Unlike the single cluster, it is not advisable to sidecar a multi node cluster with each application. It makes much more sense to centralize the cluster instead, but this does come with some drawbacks. The first problem is that centralized data requires a lot more configuration and management in order to ensure that the data is searchable. The security model requires extra work and management as well. Introducing new data types is also really difficult since it can get very difficult to manage, otherwise it requires lengthily and complex data massaging or multiple indices with different types.

While it is easy to scale the cluster horizontally, it does introduce new problems that need to be managed. Scaling a cluster can also be a band aid to solve cluster issues.

provider "docker" {}

variable "number_of_nodes" { default = 3 }
variable "ports" {
  default = [{
    internal = 9200,
    external = 9200
  }]
  type = list(object({
    internal = number
    external = number
  }))
}

resource "docker_network" "elastic" {
  name = "elastic"
}

resource "docker_image" "elasticsearch" {
  name = "docker.elastic.co/elasticsearch/elasticsearch:7.10.0"
}

resource "docker_volume" "elastic" {
  count = var.number_of_nodes
  name = "elastic-${count.index + 1}"
}

resource "docker_container" "node" {
  count = var.number_of_nodes
  image = docker_image.elasticsearch.latest
  name  = "node-${count.index + 1}"
  env = [
    "node.name=node-${count.index + 1}",
    "cluster.name=es-docker-cluster",
    "discovery.seed_hosts=${count.index == 0 ? "node-2,node-3" : ""}${count.index == 1 ? "node-1,node-3" : ""}${count.index == 2 ? "node-1,node-2" : ""}",
    "cluster.initial_master_nodes=node-1,node-2,node-3",
    "bootstrap.memory_lock=true",
    "ES_JAVA_OPTS=-Xms512m -Xmx512m"
  ]
  ulimit {
    name = "memlock"
    soft = -1
    hard = -1
  }
  dynamic "ports" {
    for_each = count.index == 0 ? var.ports : []
    content {
      internal = ports.value.internal
      external = ports.value.external
    }
  }  
  networks_advanced {
    name = docker_network.elastic.name
  }
  volumes {
    volume_name = docker_volume.elastic[count.index].name
    container_path = "/usr/share/elasticsearch/data"
  }
}

I like to think of the multi node elasticsearch cluster as the One Big Elasticsearch Cluster, since over time as the cluster grows it starts getting more and more complex to manage and maintain.
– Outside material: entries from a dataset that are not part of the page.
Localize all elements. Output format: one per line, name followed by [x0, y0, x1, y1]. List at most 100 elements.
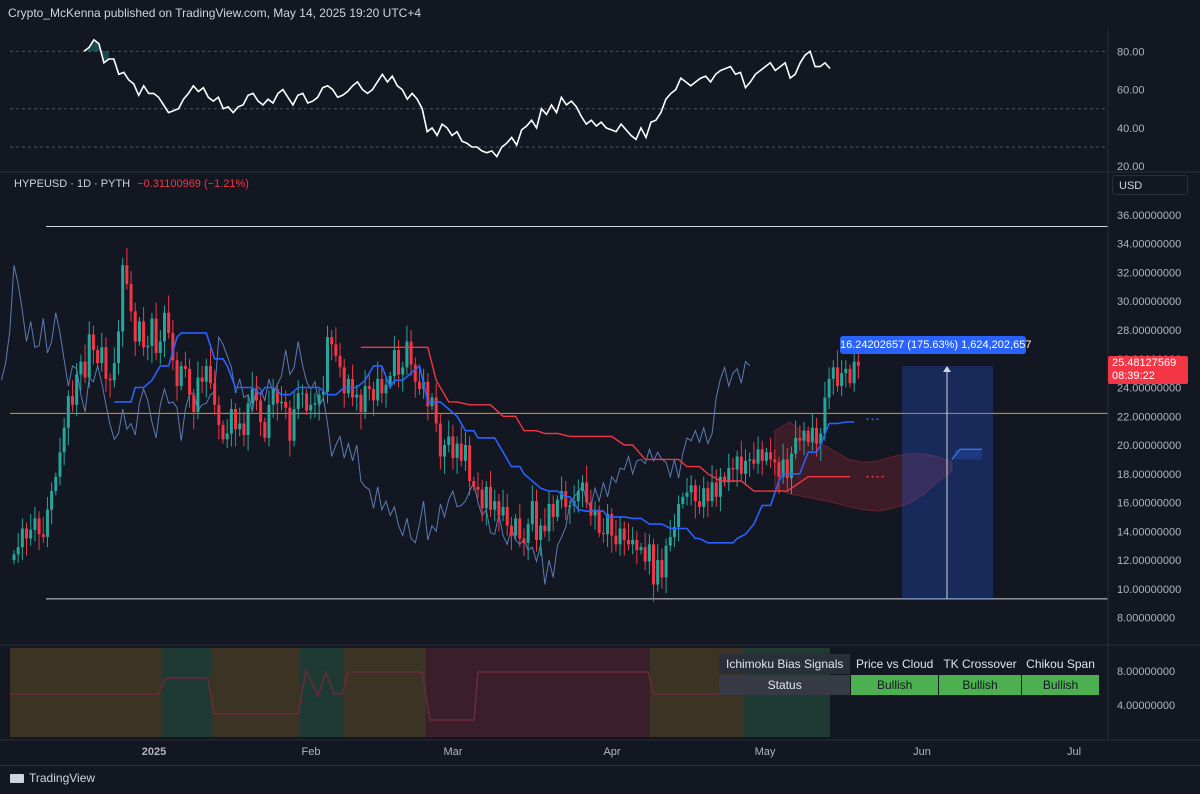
candle-body — [371, 388, 375, 401]
candle-body — [530, 501, 534, 525]
candle — [514, 514, 518, 540]
candle-body — [208, 365, 212, 384]
candle — [75, 363, 79, 417]
chart-canvas[interactable]: 80.00 60.00 40.00 20.00 8.00000000 4.0000000… — [0, 0, 1200, 765]
candle-body — [96, 350, 100, 364]
candle-body — [718, 476, 722, 497]
time-x-tick: May — [755, 746, 776, 758]
candle-body — [643, 547, 647, 562]
candle — [267, 390, 271, 447]
candle-body — [564, 491, 568, 507]
candle — [622, 521, 626, 556]
signals-table-title: Ichimoku Bias Signals — [719, 654, 851, 674]
candle-body — [213, 383, 217, 405]
candle — [254, 376, 258, 411]
tradingview-logo[interactable]: TradingView — [10, 771, 95, 785]
candle-body — [785, 459, 789, 479]
candle — [802, 422, 806, 456]
candle-body — [321, 391, 325, 395]
candle-body — [626, 539, 630, 545]
candle — [769, 437, 773, 469]
candle — [789, 446, 793, 494]
candle — [200, 365, 204, 394]
candle — [417, 364, 421, 395]
candle — [238, 407, 242, 437]
candle-body — [551, 504, 555, 517]
candle — [731, 457, 735, 483]
price-change: −0.31100969 (−1.21%) — [137, 178, 249, 190]
candle — [62, 417, 66, 466]
candle-body — [104, 347, 108, 379]
candle-body — [677, 504, 681, 528]
candle — [748, 452, 752, 477]
time-x-tick: 2025 — [142, 746, 166, 758]
candle — [823, 381, 827, 441]
candle — [133, 302, 137, 356]
candle — [326, 325, 329, 404]
candle — [405, 325, 409, 375]
candle-body — [447, 436, 451, 446]
candle — [280, 386, 284, 411]
candle — [601, 518, 605, 543]
candle — [196, 361, 200, 420]
candle-body — [305, 393, 309, 411]
candle — [321, 376, 325, 402]
candle — [376, 361, 380, 407]
candle-body — [622, 528, 626, 540]
candle-body — [62, 427, 66, 453]
candle — [710, 465, 714, 507]
price-y-tick: 16.00000000 — [1117, 498, 1181, 510]
candle — [744, 449, 747, 486]
candle-body — [647, 544, 651, 562]
candle-body — [710, 482, 714, 502]
candle-body — [769, 452, 773, 460]
candle-body — [852, 361, 856, 384]
candle-body — [789, 453, 793, 479]
candle-body — [589, 502, 593, 516]
candle — [781, 443, 785, 484]
candle-body — [217, 404, 221, 425]
candle — [647, 534, 651, 575]
candle-body — [543, 525, 547, 532]
candle-body — [426, 381, 430, 407]
candle-body — [142, 321, 146, 348]
candle-body — [497, 501, 501, 516]
candle-body — [522, 538, 526, 543]
candle-body — [162, 312, 166, 342]
candle — [585, 465, 589, 509]
candle-body — [158, 341, 162, 354]
candle — [702, 476, 706, 519]
candle-body — [401, 367, 405, 375]
candle — [71, 380, 75, 412]
candle-body — [246, 403, 250, 435]
candle-body — [330, 337, 334, 345]
candle — [367, 374, 371, 401]
candle-body — [137, 321, 141, 342]
signal-phase-band — [344, 648, 426, 737]
candle — [259, 391, 263, 437]
candle — [777, 456, 781, 494]
brand-name: TradingView — [29, 771, 96, 785]
candle — [217, 396, 221, 440]
candle — [518, 504, 522, 548]
candle — [346, 374, 350, 398]
candle — [371, 381, 375, 417]
future-senkou-fill — [955, 449, 982, 460]
candle — [351, 364, 355, 407]
candle — [443, 439, 447, 474]
candle — [380, 365, 384, 404]
candle-body — [827, 378, 831, 398]
candle-body — [171, 332, 175, 361]
price-y-tick: 22.00000000 — [1117, 411, 1181, 423]
candle-body — [20, 528, 24, 548]
candle — [300, 384, 304, 408]
price-y-tick: 8.00000000 — [1117, 613, 1175, 625]
currency-button[interactable]: USD — [1112, 175, 1188, 195]
candle-body — [593, 509, 597, 516]
candle-body — [727, 468, 731, 483]
candle-body — [639, 547, 643, 551]
oscillator-y-tick: 80.00 — [1117, 46, 1145, 58]
candle-body — [547, 504, 551, 532]
candle-body — [555, 499, 559, 517]
candle-body — [806, 430, 810, 443]
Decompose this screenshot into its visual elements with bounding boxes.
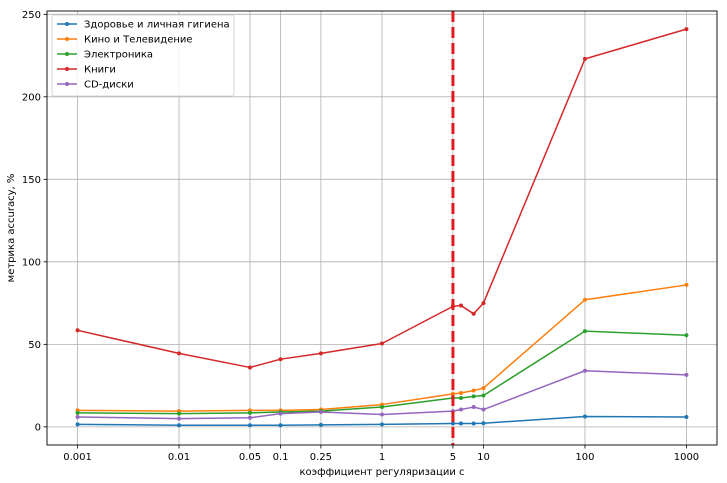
series-line [77,369,687,420]
legend-item: Кино и Телевидение [57,35,193,46]
x-tick-label: 1000 [674,452,699,463]
legend-swatch-marker [65,82,69,86]
legend-swatch-marker [65,37,69,41]
data-point [684,333,689,338]
data-point [471,388,476,393]
ticks: 0.001 0.01 0.05 0.1 0.25 1 5 10 100 1000 0 50 100 150… [22,10,699,463]
data-point [450,391,455,396]
series-layer [75,27,689,428]
legend-item: Электроника [57,50,153,61]
data-point [318,351,323,356]
legend-swatch-marker [65,22,69,26]
data-point [471,421,476,426]
data-point [278,357,283,362]
data-point [582,329,587,334]
data-point [177,416,182,421]
legend-box [51,14,235,97]
data-point [471,394,476,399]
data-point [278,423,283,428]
data-point [278,411,283,416]
data-point [481,407,486,412]
y-tick-label: 100 [22,257,41,268]
data-point [247,410,252,415]
data-point [481,301,486,306]
legend-label: Электроника [84,50,153,61]
x-tick-label: 100 [575,452,594,463]
data-point [481,421,486,426]
x-axis-title: коэффициент регуляризации c [299,467,464,478]
data-point [247,415,252,420]
data-point [458,421,463,426]
x-tick-label: 10 [477,452,490,463]
legend-item: Здоровье и личная гигиена [57,20,230,31]
data-point [75,410,80,415]
data-point [458,407,463,412]
x-tick-label: 1 [379,452,385,463]
y-tick-label: 200 [22,92,41,103]
data-point [471,405,476,410]
data-point [380,405,384,410]
data-point [582,297,587,302]
legend-swatch-marker [65,52,69,56]
data-point [684,282,689,287]
series-line [77,28,687,369]
y-tick-label: 0 [35,422,41,433]
data-point [458,303,463,308]
legend-label: Здоровье и личная гигиена [84,20,230,31]
data-point [380,412,384,417]
y-axis-title: метрика accuracy, % [6,174,17,283]
y-tick-label: 150 [22,175,41,186]
x-tick-label: 0.05 [239,452,261,463]
data-point [247,423,252,428]
legend-item: CD-диски [57,80,134,91]
grid [47,11,717,445]
y-tick-label: 50 [28,340,41,351]
data-point [582,56,587,61]
legend-swatch-marker [65,67,69,71]
x-tick-label: 0.25 [310,452,332,463]
series [75,414,689,428]
data-point [582,414,587,419]
legend-label: Книги [84,65,116,76]
legend: Здоровье и личная гигиена Кино и Телевиде… [51,14,235,97]
series-line [77,284,687,412]
data-point [380,422,384,427]
data-point [582,368,587,373]
y-tick-label: 250 [22,10,41,21]
series-line [77,415,687,426]
data-point [75,422,80,427]
data-point [177,423,182,428]
series [75,368,689,421]
x-tick-label: 5 [450,452,456,463]
x-tick-label: 0.001 [63,452,92,463]
data-point [684,27,689,32]
legend-label: CD-диски [84,80,134,91]
data-point [450,421,455,426]
legend-label: Кино и Телевидение [84,35,193,46]
data-point [247,365,252,370]
data-point [458,391,463,396]
data-point [75,328,80,333]
x-tick-label: 0.1 [273,452,289,463]
data-point [318,409,323,414]
series [75,27,689,370]
data-point [684,414,689,419]
data-point [318,422,323,427]
series-line [77,330,687,415]
data-point [481,386,486,391]
legend-item: Книги [57,65,116,76]
data-point [458,395,463,400]
data-point [684,372,689,377]
data-point [177,411,182,416]
data-point [481,393,486,398]
data-point [471,311,476,316]
x-tick-label: 0.01 [168,452,190,463]
data-point [177,351,182,356]
data-point [75,414,80,419]
data-point [380,341,384,346]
Unfortunately I think that a lot of people end up getting stuck in the One Big Cluster trap, which prevents them from easily making changes to the cluster without expensive and time consuming reindexing. Sometimes it is not even possible to reindex the data depending on the ingesting rate. Splitting a cluster like this over multiple regions is not recommended or even supported by elasticsearch.

The issues with One Big Cluster get more severe as more diverse data is ingested into the cluster. It can be pretty hard to determine the best approach to storing long term unstructured documents to metric type events. I find that it becomes very difficult to manage the One Big Cluster with different data types and different tenants.

The final type of cluster I want to detail is the Multiple Elasticsearch Clusters.

Multiple Elasticsearch Clusters

The final solution is to split elasticsearch clusters into smaller clusters focussed to each search solutions. The idea is to run multiple clusters and use the cross cluster solution to expose the clusters much like the One Big Cluster. The big difference between One Big Cluster and Multiple Clusters indicated below.

Multiple Elasticsearch Cluster

The big advantage to the cross cluster search approach is that each cluster is independent from each other. Since each cluster is independent, it allows for a complete cluster to fail, but still allow searches to function across the healthy clusters. The biggest drawback is that cross cluster solutions increase the complexity of the infrastructure and potentially making management much more complex. Since each cluster is independent from each other, changes need to be applied to each cluster. Security configuration and management will also be decentralized.

I feel that most people will build towards the Cross Search decentralized elasticsearch clusters, since it really provides the best of both worlds. Once you decentralize the elasticsearch solution you will remove a lot of the complexity you might experience when looking at different data types.